古くは権力の象徴であり続けた毛皮が、一般的なファッションアイテムとして発展したのは19世紀ごろからといわれています。
本格的に普及し始めたのは昭和45年以降ですが、それから現在に至るまで、毛皮は私たちの日常を彩るファッションアイテムとして人気となりました。
今回は、そんな奥の深い毛皮を日常にうまく取り入れるために、毛皮にはどんな種類・特徴があるのかをご紹介します。
目次
毛皮のつくり
毛皮は、「刺し毛」と「綿毛」の二部で構成されています。刺し毛に使われているのが、毛皮のメインとなる動物の毛です。周りに細かく生えそろった綿毛が真ん中の刺し毛を支えることで空気の層を作り、体から熱が逃げるのを防ぎます。
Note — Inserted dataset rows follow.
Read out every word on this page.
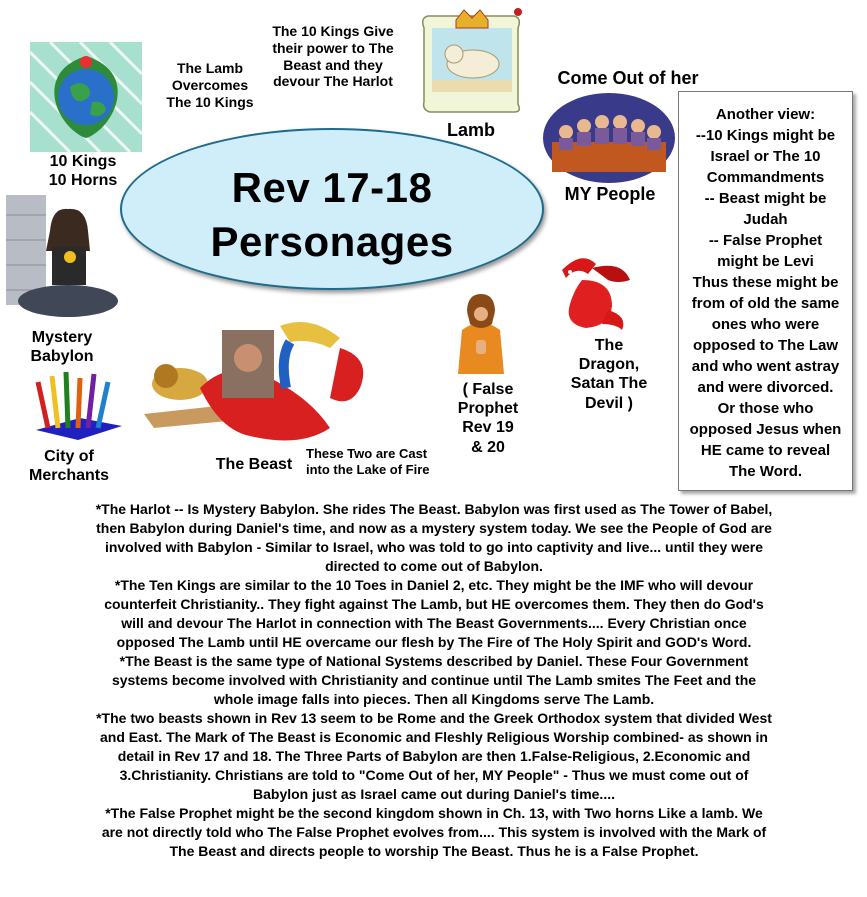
Rev 17-18
Personages
10 Kings
10 Horns
The Lamb
Overcomes
The 10 Kings
The 10 Kings Give
their power to The
Beast and they
devour The Harlot
Lamb
Come Out of her
MY People
Mystery
Babylon
City of
Merchants
The Beast
These Two are Cast
into the Lake of Fire
( False
Prophet
Rev 19
& 20
The
Dragon,
Satan The
Devil )
Another view:
--10 Kings might be
Israel or The 10
Commandments
-- Beast might be
Judah
-- False Prophet
might be Levi
Thus these might be
from of old the same
ones who were
opposed to The Law
and who went astray
and were divorced.
Or those who
opposed Jesus when
HE came to reveal
The Word.
*The Harlot -- Is Mystery Babylon. She rides The Beast. Babylon was first used as The Tower of Babel,
then Babylon during Daniel's time, and now as a mystery system today. We see the People of God are
involved with Babylon - Similar to Israel, who was told to go into captivity and live... until they were
directed to come out of Babylon.
*The Ten Kings are similar to the 10 Toes in Daniel 2, etc. They might be the IMF who will devour
counterfeit Christianity.. They fight against The Lamb, but HE overcomes them. They then do God's
will and devour The Harlot in connection with The Beast Governments.... Every Christian once
opposed The Lamb until HE overcame our flesh by The Fire of The Holy Spirit and GOD's Word.
*The Beast is the same type of National Systems described by Daniel. These Four Government
systems become involved with Christianity and continue until The Lamb smites The Feet and the
whole image falls into pieces. Then all Kingdoms serve The Lamb.
*The two beasts shown in Rev 13 seem to be Rome and the Greek Orthodox system that divided West
and East. The Mark of The Beast is Economic and Fleshly Religious Worship combined- as shown in
detail in Rev 17 and 18. The Three Parts of Babylon are then 1.False-Religious, 2.Economic and
3.Christianity. Christians are told to "Come Out of her, MY People" - Thus we must come out of
Babylon just as Israel came out during Daniel's time....
*The False Prophet might be the second kingdom shown in Ch. 13, with Two horns Like a lamb. We
are not directly told who The False Prophet evolves from.... This system is involved with the Mark of
The Beast and directs people to worship The Beast. Thus he is a False Prophet.
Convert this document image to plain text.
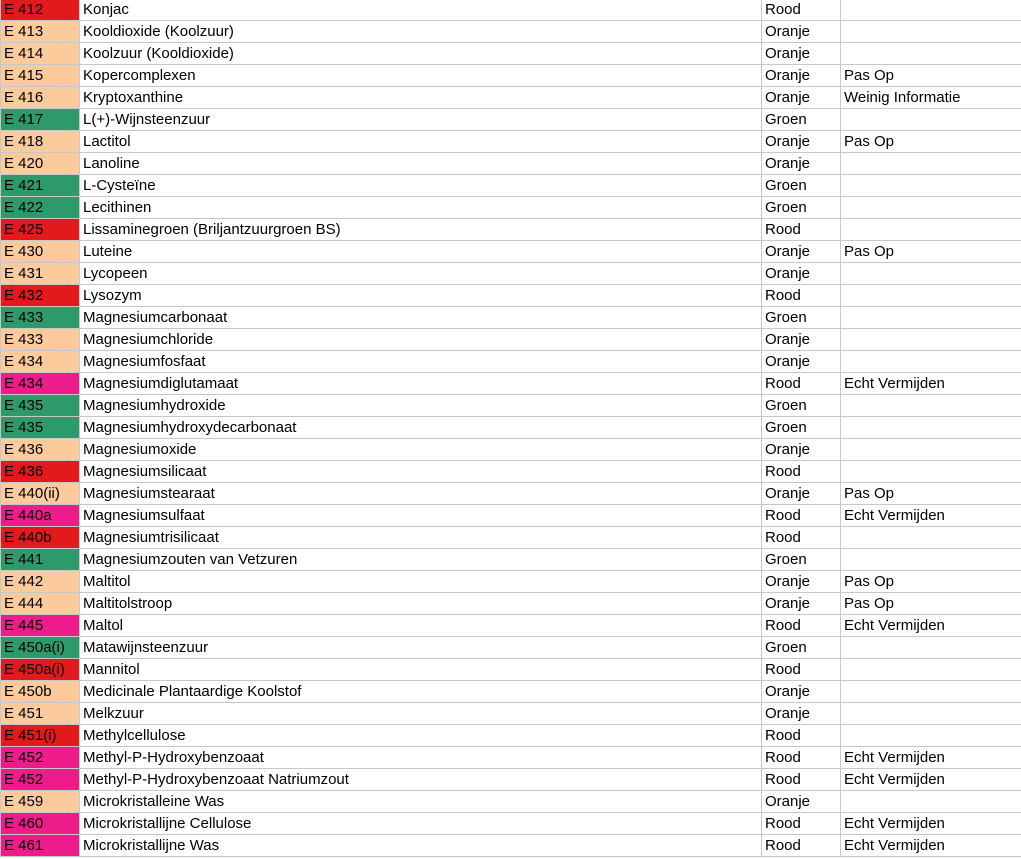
E 412	Konjac	Rood	
E 413	Kooldioxide (Koolzuur)	Oranje	
E 414	Koolzuur (Kooldioxide)	Oranje	
E 415	Kopercomplexen	Oranje	Pas Op
E 416	Kryptoxanthine	Oranje	Weinig Informatie
E 417	L(+)-Wijnsteenzuur	Groen	
E 418	Lactitol	Oranje	Pas Op
E 420	Lanoline	Oranje	
E 421	L-Cysteïne	Groen	
E 422	Lecithinen	Groen	
E 425	Lissaminegroen (Briljantzuurgroen BS)	Rood	
E 430	Luteine	Oranje	Pas Op
E 431	Lycopeen	Oranje	
E 432	Lysozym	Rood	
E 433	Magnesiumcarbonaat	Groen	
E 433	Magnesiumchloride	Oranje	
E 434	Magnesiumfosfaat	Oranje	
E 434	Magnesiumdiglutamaat	Rood	Echt Vermijden
E 435	Magnesiumhydroxide	Groen	
E 435	Magnesiumhydroxydecarbonaat	Groen	
E 436	Magnesiumoxide	Oranje	
E 436	Magnesiumsilicaat	Rood	
E 440(ii)	Magnesiumstearaat	Oranje	Pas Op
E 440a	Magnesiumsulfaat	Rood	Echt Vermijden
E 440b	Magnesiumtrisilicaat	Rood	
E 441	Magnesiumzouten van Vetzuren	Groen	
E 442	Maltitol	Oranje	Pas Op
E 444	Maltitolstroop	Oranje	Pas Op
E 445	Maltol	Rood	Echt Vermijden
E 450a(i)	Matawijnsteenzuur	Groen	
E 450a(i)	Mannitol	Rood	
E 450b	Medicinale Plantaardige Koolstof	Oranje	
E 451	Melkzuur	Oranje	
E 451(i)	Methylcellulose	Rood	
E 452	Methyl-P-Hydroxybenzoaat	Rood	Echt Vermijden
E 452	Methyl-P-Hydroxybenzoaat Natriumzout	Rood	Echt Vermijden
E 459	Microkristalleine Was	Oranje	
E 460	Microkristallijne Cellulose	Rood	Echt Vermijden
E 461	Microkristallijne Was	Rood	Echt Vermijden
それが優れた防寒性につながっているのです。
それでは、毛皮の種類をチェックしてみましょう。
世界三大毛皮【セーブル・チンチラ・リンクス】
天然素材の毛皮であるリアルファーの中でも、次の3つは「世界三大毛皮」と呼ばれています。希少価値が高いため値段も高価格です。
セーブル
イタチの仲間。日本では「黒テン」(くろてん)と呼ばれます。ロシアンセーブル、アメリカンセーブル、カナディアンセーブルなど種類はさまざまですが、有名なのはロシアンセーブルです。毛皮の中でも最も高級であり、昔から皇族や貴族などが愛用してきました。
チンチラ
ネズミの仲間。色にグラデーションがあることが特徴。毛は柔らかくすべすべしています。こちらも、高級毛皮として扱われます。
リンクス
オオヤマネコの仲間。茶色と白の毛がまだらになって生えています。全身に斑点模様がついており、その中でも特に、斑点模様のはっきりしたおなかの毛は非常に価値が高い部分です。
有名な毛皮【ミンク・フォックス・ラビット】
ミンク
カワウソの仲間。毛に光沢感があるのが特徴です。サファイア、ブルーアイリスなど、色の種類が豊富なことでも知られています。綿毛が多いため高い保温性を持っています。マフラー、ストールなどの小さめのファッションアイテムであれば、比較的手に入りやすい価格帯で取引されます。
フォックス
キツネ。刺し毛が少しとがっているのが特徴です。シルバーフォックス、ブルーフォックス、レッドフォックスなどがあります。ファーの中では比較的安価で、手に入れやすい種類です。
ラビット
ウサギ。毛が短く染色もしやすいことから、安価で出回っています。白ウサギ、ゴマ、ゴール、黒ウサギとラビットにもさまざま種類があり、中でもレッキスやアンゴラは高値で取引されます。
その他、ラム(羊)、ヌートリア(大ネズミ)、リス、タヌキなどがリアルファーの素材として使われています。
フェイクファー
ここまででご紹介したリアルファーは、天然素材です。天然がゆえに、毛皮の採取目的で乱獲されてきた歴史があり、実際に絶滅した種もあります。
そこで、自然・動物愛護の観点から、フェイクファーが登場しました。しかし、フェイクファーはアクリル繊維やポリエステル繊維で作られているため、環境負荷の観点から反対する論者もいるようです。オーガニックコットン糸を使用している工場はまだまだ少なく、環境問題をどのように解決するのかが今後の課題とされています。
おわりに
昔からさまざまな種類のリアルファーが使用されてきましたが、近年ではフェイクファーに注目しているブランドやショップも多くあります。実際、売り上げが減ることを承知で、リアルファー製品の取り扱い廃止を決めたアパレルブランドや大手ショップの数は200以上。
これからは、消費者側も自らのエシカルファッションについて思考し、決断することが求められていくのかもしれません。